Disbelief at the nation’s latest mass shooting turned into frantic fear for two Metairie parents when they learned their son had been partying with friends inside the nightclub Pulse in Orlando, Florida, early Sunday.

For 24 hours, the family of Metairie native Leonel Melendez Jr. could do nothing but wait for word from authorities. They did not know whether he was one of the 49 killed or the dozens more wounded.

“They wouldn’t give us any information,” said Melendez’s brother Pica, 31.

Finally, after a long, sleepless night, the family learned the news Monday morning. Melendez had been shot in the head and leg and came close to dying twice, Pica Melendez said, but he was revived both times. He remains in a coma with head swelling at an intensive-care unit in an Orlando-area hospital.

“He’s in a coma. He’s not doing too well. But he’s alive,” Pica said.

Leonel Melendez, 38, the son of two Nicaraguan immigrants, attended Grace King High School in Metairie. After Hurricane Katrina, his brother said, he moved to the Orlando area.

Melendez has a 6-year-old daughter named Bella with a wife from whom he is separated. He works as an assistant manager at a Gucci store in a mall, and from what his family has gathered, he went out with co-workers to Pulse on Saturday night.

The family grew alarmed when a friend told Melendez’s sister Lauri that he had been inside the club when gunman Omar Mateen opened fire.

Family has always come first for Leonel Melendez, who returned to the New Orleans area as recently as Mardi Gras and calls his mother nearly every day. So loved ones feared the worst when he didn’t call or answer his brother’s text messages and when he didn’t show up for work Sunday.

Melendez’s mother, Aura, and other family members rushed to Orlando to try to find him after the shooting. In the hours since they learned he was in a coma, the family has “barely” been able to see him in the hospital, said his father, Leonel Melendez Sr.

Word of Melendez’s shooting prompted an outpouring of support on social media, where friends expressed shock but also relief that he had been located.

“I actually jumped up,” friend Jaymie Rotts said. “It’s a huge relief to know that he’s found and still breathing.”

Melendez lives for his daughter, according to friends. Just last week, he posted a beaming photo of himself on Facebook holding Bella and a kindergarten certificate and another award crowning her a “fashionista” for coming to class in the best outfits.

Melendez had planned to travel back to Metairie with Bella on Friday to attend his nephew’s first birthday party.

“Leonel is a family man who loves his mom, dad, brothers, sister and daughter. A man you will always see smiling,” Rotts said. “He’s definitely all about fashion and loves his little girl a lot.”

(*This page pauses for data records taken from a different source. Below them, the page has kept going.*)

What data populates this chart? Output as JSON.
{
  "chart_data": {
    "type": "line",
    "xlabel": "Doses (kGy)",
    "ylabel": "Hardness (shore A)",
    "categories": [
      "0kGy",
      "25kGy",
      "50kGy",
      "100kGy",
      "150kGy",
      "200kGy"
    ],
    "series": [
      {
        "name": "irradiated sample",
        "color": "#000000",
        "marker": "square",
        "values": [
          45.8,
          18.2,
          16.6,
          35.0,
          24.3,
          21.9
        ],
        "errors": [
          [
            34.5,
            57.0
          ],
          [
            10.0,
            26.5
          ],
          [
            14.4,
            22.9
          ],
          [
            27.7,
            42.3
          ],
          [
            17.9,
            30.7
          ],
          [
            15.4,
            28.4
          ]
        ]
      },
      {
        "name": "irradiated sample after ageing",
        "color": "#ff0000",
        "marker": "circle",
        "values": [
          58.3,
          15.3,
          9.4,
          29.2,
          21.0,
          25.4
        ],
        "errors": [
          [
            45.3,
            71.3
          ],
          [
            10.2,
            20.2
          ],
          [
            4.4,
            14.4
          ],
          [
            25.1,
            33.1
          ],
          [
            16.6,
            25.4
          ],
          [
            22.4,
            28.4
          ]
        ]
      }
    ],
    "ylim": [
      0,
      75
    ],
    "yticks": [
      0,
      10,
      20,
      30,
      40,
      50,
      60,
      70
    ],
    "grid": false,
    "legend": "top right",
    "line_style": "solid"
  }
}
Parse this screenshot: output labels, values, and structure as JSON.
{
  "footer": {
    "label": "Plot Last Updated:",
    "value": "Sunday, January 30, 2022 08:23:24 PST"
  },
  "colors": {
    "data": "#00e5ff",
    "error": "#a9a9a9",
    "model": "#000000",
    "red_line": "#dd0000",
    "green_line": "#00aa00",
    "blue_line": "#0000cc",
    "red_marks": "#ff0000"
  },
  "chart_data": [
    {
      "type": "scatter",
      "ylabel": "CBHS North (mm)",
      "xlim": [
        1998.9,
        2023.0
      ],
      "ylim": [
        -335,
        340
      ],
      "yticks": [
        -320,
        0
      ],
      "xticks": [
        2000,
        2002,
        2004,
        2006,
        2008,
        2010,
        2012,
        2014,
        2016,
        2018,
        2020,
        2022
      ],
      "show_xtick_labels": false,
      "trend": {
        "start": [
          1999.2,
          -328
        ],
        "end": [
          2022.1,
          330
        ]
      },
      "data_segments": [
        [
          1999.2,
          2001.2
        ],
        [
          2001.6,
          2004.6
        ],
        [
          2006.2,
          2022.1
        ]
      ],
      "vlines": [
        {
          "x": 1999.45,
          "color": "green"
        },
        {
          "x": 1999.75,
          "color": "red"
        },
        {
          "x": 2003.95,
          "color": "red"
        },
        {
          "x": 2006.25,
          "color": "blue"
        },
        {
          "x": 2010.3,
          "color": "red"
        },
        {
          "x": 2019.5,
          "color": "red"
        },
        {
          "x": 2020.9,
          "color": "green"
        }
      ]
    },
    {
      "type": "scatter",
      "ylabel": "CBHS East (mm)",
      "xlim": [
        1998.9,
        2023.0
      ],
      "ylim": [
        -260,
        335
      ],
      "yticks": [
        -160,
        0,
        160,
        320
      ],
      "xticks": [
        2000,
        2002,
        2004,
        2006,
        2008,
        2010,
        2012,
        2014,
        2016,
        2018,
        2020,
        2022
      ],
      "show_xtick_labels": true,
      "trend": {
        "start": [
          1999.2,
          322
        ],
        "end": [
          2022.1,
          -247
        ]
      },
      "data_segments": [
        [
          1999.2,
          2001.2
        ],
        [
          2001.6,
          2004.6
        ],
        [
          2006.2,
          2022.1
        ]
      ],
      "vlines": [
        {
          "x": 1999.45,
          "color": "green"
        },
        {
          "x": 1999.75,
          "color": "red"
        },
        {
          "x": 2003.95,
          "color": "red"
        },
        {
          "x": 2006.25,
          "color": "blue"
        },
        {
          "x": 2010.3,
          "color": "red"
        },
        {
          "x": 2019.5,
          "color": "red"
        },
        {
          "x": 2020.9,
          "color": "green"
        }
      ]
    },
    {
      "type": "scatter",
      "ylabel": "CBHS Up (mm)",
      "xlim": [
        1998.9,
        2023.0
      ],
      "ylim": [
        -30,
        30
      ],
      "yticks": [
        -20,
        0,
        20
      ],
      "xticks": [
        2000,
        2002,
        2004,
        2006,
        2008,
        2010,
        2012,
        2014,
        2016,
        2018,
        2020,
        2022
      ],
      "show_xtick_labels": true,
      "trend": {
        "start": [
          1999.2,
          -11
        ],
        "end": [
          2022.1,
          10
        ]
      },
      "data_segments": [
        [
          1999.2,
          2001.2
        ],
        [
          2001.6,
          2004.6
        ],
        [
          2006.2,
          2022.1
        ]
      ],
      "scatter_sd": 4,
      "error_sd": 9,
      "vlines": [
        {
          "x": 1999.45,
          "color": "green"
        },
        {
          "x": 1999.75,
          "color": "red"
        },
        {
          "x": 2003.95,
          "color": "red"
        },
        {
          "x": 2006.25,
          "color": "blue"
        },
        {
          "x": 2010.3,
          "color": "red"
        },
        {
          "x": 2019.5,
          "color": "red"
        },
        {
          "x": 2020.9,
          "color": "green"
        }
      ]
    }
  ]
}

The news about the shooting has been made worse by fears about how the blue-collar family will pay costly medical bills, Pica Melendez said. Pica works at a Winn-Dixie, his father is a cab driver, and another brother, 34-year-old David, is a U.S. Army officer.

But some relief may come from an online fundraiser set up by Rotts that had raised thousands of dollars on Melendez’s behalf in just a few hours Monday.

Both Pica and Leonel Melendez Sr. were inside the family’s house on a tidy Metairie street as the phone kept ringing Monday with calls from relatives in Orlando.

Pica said doctors have told the family little about Melendez’s prognosis, but they know the road to recovery will be long.

Translating for his father as he spoke, Pica summed up the family’s unsettled state.

“He’s just worried about him,” Pica said. “He doesn’t know how it’s going to be with him.”